April 11, 2024

PASSHE Board of Governors Affirms Interest in Potential Tuition Freeze

Contact: Kevin Hensil, khensil@passhe.edu

Seeks state appropriation of $623.7 million—an increase of $38.1 million (or 6.5%)—for the 2024-25 fiscal year

Funding above the requested amount would further reduce costs to students, increase student success and opportunities

Tuition has been flat for a remarkable six years

Harrisburg, PA – The Board of Governors for Pennsylvania’s State System of Higher Education met today and reaffirmed its request for a state appropriation of at least $623.7 million—an increase of $38.1 million (or 6.5%)—for the 2024-25 fiscal year to enable the State System to keep tuition frozen for a remarkable seventh consecutive year.

“PASSHE wants to freeze tuition again next year as part of our commitment to keeping tuition as low as possible,” said Board of Governors Chair Cynthia D. Shapira. “The Board of Governors is grateful for the historic funding the governor and General Assembly have provided in recent years that helped us freeze tuition and build on the power and promise of PASSHE to offer students the most affordable option in the state. We will continue working with state leaders to secure a funding increase that would enable us to freeze tuition again next year.”

The Board of Governors announced the funding request last October and repeated it today amid state budget discussions by state leaders. Funding above PASSHE’s request would help the System lower costs for students and invest in their success.

Tuition Freezes Benefit Students and Employers
PASSHE has kept in-state undergraduate tuition at $7,716 a year for six years, a rare accomplishment in higher education across the county.

If tuition had kept pace with inflation, students would pay 21% more today.

PASSHE’s tuition freezes and cost savings initiatives— aided by significant state funding increases— are allowing more students and families to afford college. The price State System students pay for tuition, fees, room, board and common expenses is nearly flat over the last five years, despite inflation and other cost pressures. As a result, enrollment of new first-time students is up a combined 10% over the past two years.

“The State System has made remarkable progress in recent years. We have kept tuition frozen, improved student success, increased new student enrollment, and stabilized the System’s finances, despite the challenges in higher education across the country," said Chancellor Dan Greenstein. “The funding increase we are requesting will allow us to freeze tuition again, continue offering degrees for the most in-demand careers at the lowest cost for students and build a stronger workforce.”

The governor’s proposed blueprint is raising awareness of the national challenges confronting higher education and the need to reduce costs for students, increase their access to higher education and improve coordination across the sector. Those priorities build on PASSHE’s ongoing redesign, and while the complex discussion evolves, Pennsylvania should continue to increase investments in PASSHE students, their universities and the progress occurring throughout the State System.

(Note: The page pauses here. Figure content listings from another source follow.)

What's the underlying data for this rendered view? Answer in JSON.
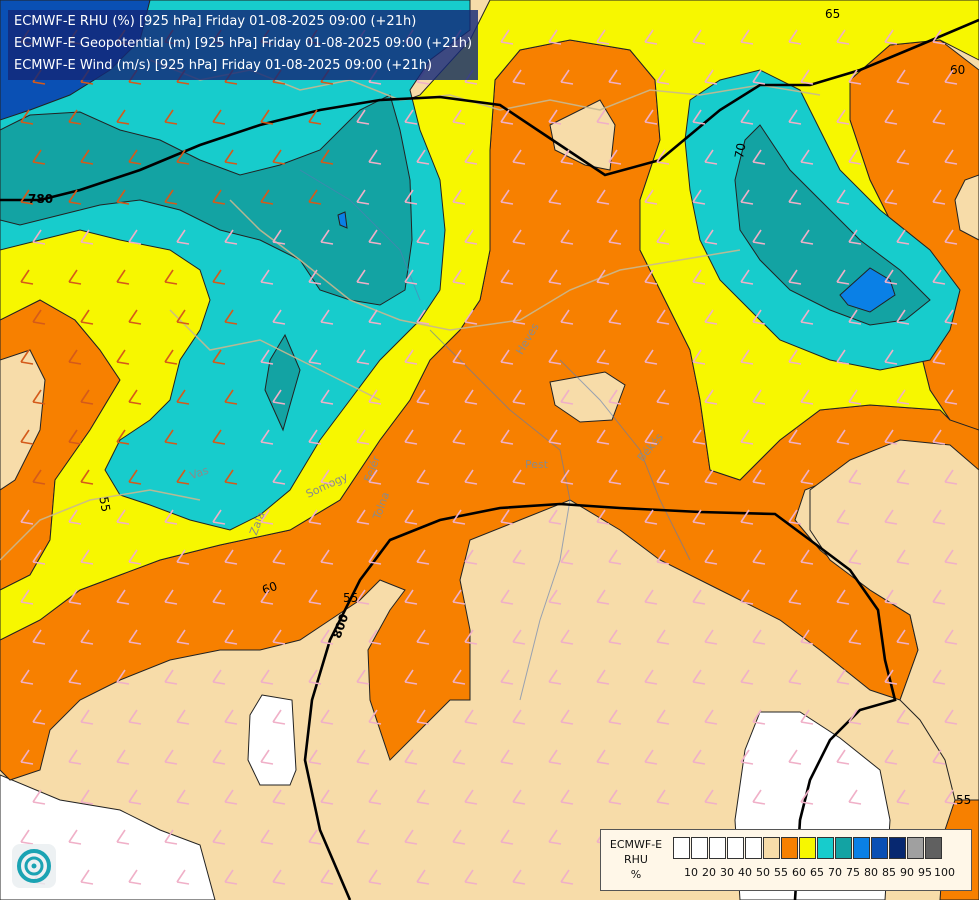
{
  "titles": [
    "ECMWF-E RHU (%) [925 hPa] Friday 01-08-2025 09:00 (+21h)",
    "ECMWF-E Geopotential (m) [925 hPa] Friday 01-08-2025 09:00 (+21h)",
    "ECMWF-E Wind (m/s) [925 hPa] Friday 01-08-2025 09:00 (+21h)"
  ],
  "legend": {
    "title_line1": "ECMWF-E",
    "title_line2": "RHU",
    "title_line3": "%",
    "tick_labels": [
      "10",
      "20",
      "30",
      "40",
      "50",
      "55",
      "60",
      "65",
      "70",
      "75",
      "80",
      "85",
      "90",
      "95",
      "100"
    ],
    "colors": [
      "#ffffff",
      "#ffffff",
      "#ffffff",
      "#ffffff",
      "#ffffff",
      "#f7dca9",
      "#f78000",
      "#f7f700",
      "#17cccc",
      "#13a3a3",
      "#0a80e6",
      "#0a50b4",
      "#072870",
      "#a0a0a0",
      "#606060"
    ]
  },
  "field_colors": {
    "rhu_50_55": "#f7dca9",
    "rhu_55_60": "#f78000",
    "rhu_60_65": "#f7f700",
    "rhu_65_70": "#17cccc",
    "rhu_70_75": "#13a3a3",
    "rhu_75_80": "#0a80e6",
    "rhu_below_50": "#ffffff",
    "rhu_top_left": "#0a50b4"
  },
  "contour_labels": {
    "rhu": [
      "65",
      "60",
      "70",
      "60",
      "55",
      "55",
      "55",
      "55"
    ],
    "geopotential": [
      "780",
      "800"
    ]
  },
  "region_labels": [
    "Heves",
    "Pest",
    "Békés",
    "Vas",
    "Somogy",
    "Fejér",
    "Tolna",
    "Zala"
  ]
}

Aligning Programs to Workforce Needs
PASSHE has been undergoing a multi-year transformation that is delivering results for students, employers and the commonwealth. State System universities have improved student affordability and success, have graduation rates consistently better than similar institutions, and align academic learning to workforce needs. Today, nearly 80% of students major in areas with in-demand jobs, making PASSHE universities a key to workforce development and addressing worker shortages.

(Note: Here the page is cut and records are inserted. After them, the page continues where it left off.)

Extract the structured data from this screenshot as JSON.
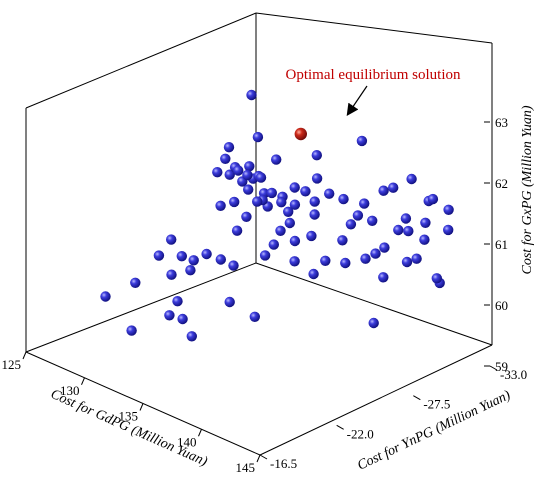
{
  "chart_data": {
    "type": "scatter3d",
    "title": "",
    "colors": {
      "point": "#1a1ab8",
      "highlight": "#b01010",
      "annotation_text": "#c00000"
    },
    "axes": {
      "x": {
        "label": "Cost for GdPG (Million Yuan)",
        "range": [
          125,
          145
        ],
        "ticks": [
          "125",
          "130",
          "135",
          "140",
          "145"
        ]
      },
      "y": {
        "label": "Cost for YnPG (Million Yuan)",
        "range": [
          -16.5,
          -33.0
        ],
        "ticks": [
          "-16.5",
          "-22.0",
          "-27.5",
          "-33.0"
        ]
      },
      "z": {
        "label": "Cost for GxPG (Million Yuan)",
        "range": [
          59,
          63
        ],
        "ticks": [
          "59",
          "60",
          "61",
          "62",
          "63"
        ]
      }
    },
    "highlight": {
      "label": "Optimal equilibrium solution",
      "x": 133,
      "y": -29.5,
      "z": 62.1
    },
    "points": [
      [
        141.2,
        -27.0,
        62.9
      ],
      [
        133.5,
        -26.0,
        62.4
      ],
      [
        127.0,
        -31.0,
        62.1
      ],
      [
        135.2,
        -28.8,
        62.0
      ],
      [
        133.4,
        -27.4,
        61.9
      ],
      [
        130.5,
        -27.9,
        61.5
      ],
      [
        129.2,
        -26.7,
        61.4
      ],
      [
        131.6,
        -26.9,
        61.3
      ],
      [
        134.5,
        -27.8,
        61.5
      ],
      [
        133.2,
        -26.2,
        61.3
      ],
      [
        135.5,
        -26.5,
        61.3
      ],
      [
        126.5,
        -29.2,
        60.4
      ],
      [
        126.8,
        -29.6,
        60.9
      ],
      [
        127.5,
        -29.4,
        61.1
      ],
      [
        128.0,
        -29.5,
        60.9
      ],
      [
        127.9,
        -29.0,
        60.6
      ],
      [
        130.1,
        -29.3,
        60.9
      ],
      [
        129.3,
        -28.7,
        60.5
      ],
      [
        131.2,
        -29.7,
        60.9
      ],
      [
        132.0,
        -28.4,
        60.3
      ],
      [
        132.3,
        -29.3,
        60.6
      ],
      [
        133.3,
        -28.8,
        60.1
      ],
      [
        134.5,
        -29.0,
        60.6
      ],
      [
        136.0,
        -27.9,
        60.2
      ],
      [
        135.5,
        -31.5,
        60.8
      ],
      [
        136.5,
        -31.2,
        60.2
      ],
      [
        138.0,
        -32.3,
        60.7
      ],
      [
        137.8,
        -30.7,
        59.3
      ],
      [
        138.5,
        -32.5,
        60.2
      ],
      [
        139.8,
        -32.1,
        60.4
      ],
      [
        139.6,
        -32.9,
        60.9
      ],
      [
        140.7,
        -33.0,
        60.0
      ],
      [
        139.0,
        -32.0,
        61.0
      ],
      [
        142.0,
        -31.7,
        60.3
      ],
      [
        141.3,
        -31.4,
        60.9
      ],
      [
        140.4,
        -31.0,
        61.0
      ],
      [
        137.4,
        -29.4,
        61.0
      ],
      [
        137.0,
        -27.9,
        60.5
      ],
      [
        137.4,
        -29.0,
        60.4
      ],
      [
        138.5,
        -30.8,
        60.1
      ],
      [
        136.0,
        -32.1,
        60.7
      ],
      [
        137.0,
        -31.5,
        60.3
      ],
      [
        138.0,
        -31.3,
        60.5
      ],
      [
        136.2,
        -29.8,
        60.6
      ],
      [
        125.5,
        -26.5,
        60.0
      ],
      [
        125.4,
        -25.7,
        59.8
      ],
      [
        126.9,
        -26.7,
        59.6
      ],
      [
        127.0,
        -26.0,
        59.9
      ],
      [
        127.9,
        -26.1,
        59.9
      ],
      [
        128.4,
        -26.6,
        60.0
      ],
      [
        129.1,
        -28.2,
        60.3
      ],
      [
        128.9,
        -27.2,
        59.9
      ],
      [
        126.0,
        -23.5,
        59.6
      ],
      [
        125.6,
        -21.7,
        59.5
      ],
      [
        127.7,
        -25.1,
        59.3
      ],
      [
        128.2,
        -24.1,
        59.2
      ],
      [
        130.5,
        -26.5,
        59.4
      ],
      [
        132.4,
        -26.7,
        59.3
      ],
      [
        127.5,
        -28.7,
        61.3
      ],
      [
        128.6,
        -28.7,
        61.2
      ],
      [
        129.4,
        -29.1,
        61.1
      ],
      [
        130.0,
        -29.0,
        61.2
      ],
      [
        131.0,
        -29.1,
        61.0
      ],
      [
        131.6,
        -28.3,
        60.9
      ],
      [
        132.8,
        -30.0,
        61.1
      ],
      [
        133.2,
        -30.5,
        61.3
      ],
      [
        134.0,
        -30.7,
        61.1
      ],
      [
        134.5,
        -31.3,
        61.0
      ],
      [
        135.8,
        -31.7,
        61.0
      ],
      [
        136.5,
        -32.5,
        61.2
      ],
      [
        137.2,
        -32.6,
        61.3
      ],
      [
        138.3,
        -33.0,
        61.5
      ],
      [
        140.0,
        -32.8,
        61.3
      ],
      [
        140.6,
        -32.6,
        61.4
      ],
      [
        141.7,
        -32.8,
        61.3
      ],
      [
        142.5,
        -32.1,
        61.1
      ],
      [
        129.6,
        -27.2,
        61.8
      ],
      [
        130.7,
        -27.6,
        61.4
      ],
      [
        131.5,
        -27.9,
        61.4
      ],
      [
        132.0,
        -27.6,
        61.1
      ],
      [
        133.6,
        -27.6,
        61.2
      ],
      [
        134.4,
        -27.9,
        61.2
      ],
      [
        135.5,
        -28.4,
        61.3
      ],
      [
        136.2,
        -27.8,
        61.2
      ],
      [
        134.0,
        -27.2,
        60.8
      ],
      [
        135.0,
        -27.4,
        60.7
      ],
      [
        133.4,
        -26.6,
        60.4
      ],
      [
        131.3,
        -26.1,
        60.1
      ],
      [
        128.5,
        -24.0,
        59.9
      ],
      [
        131.9,
        -22.6,
        59.3
      ],
      [
        128.9,
        -20.8,
        59.3
      ],
      [
        131.0,
        -22.7,
        59.5
      ]
    ]
  }
}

The Board of Governors also updated its transfer policies in 2021, which guarantee admission to Pennsylvania community college students with associate degrees. More than 59,000 community college students have transferred to a PASSHE university since 2010, and nearly 96% of credits were accepted last year.

Additionally, dual enrollment by high school students has nearly doubled since 2018.

The Board will set tuition in July after the commonwealth completes the budget process.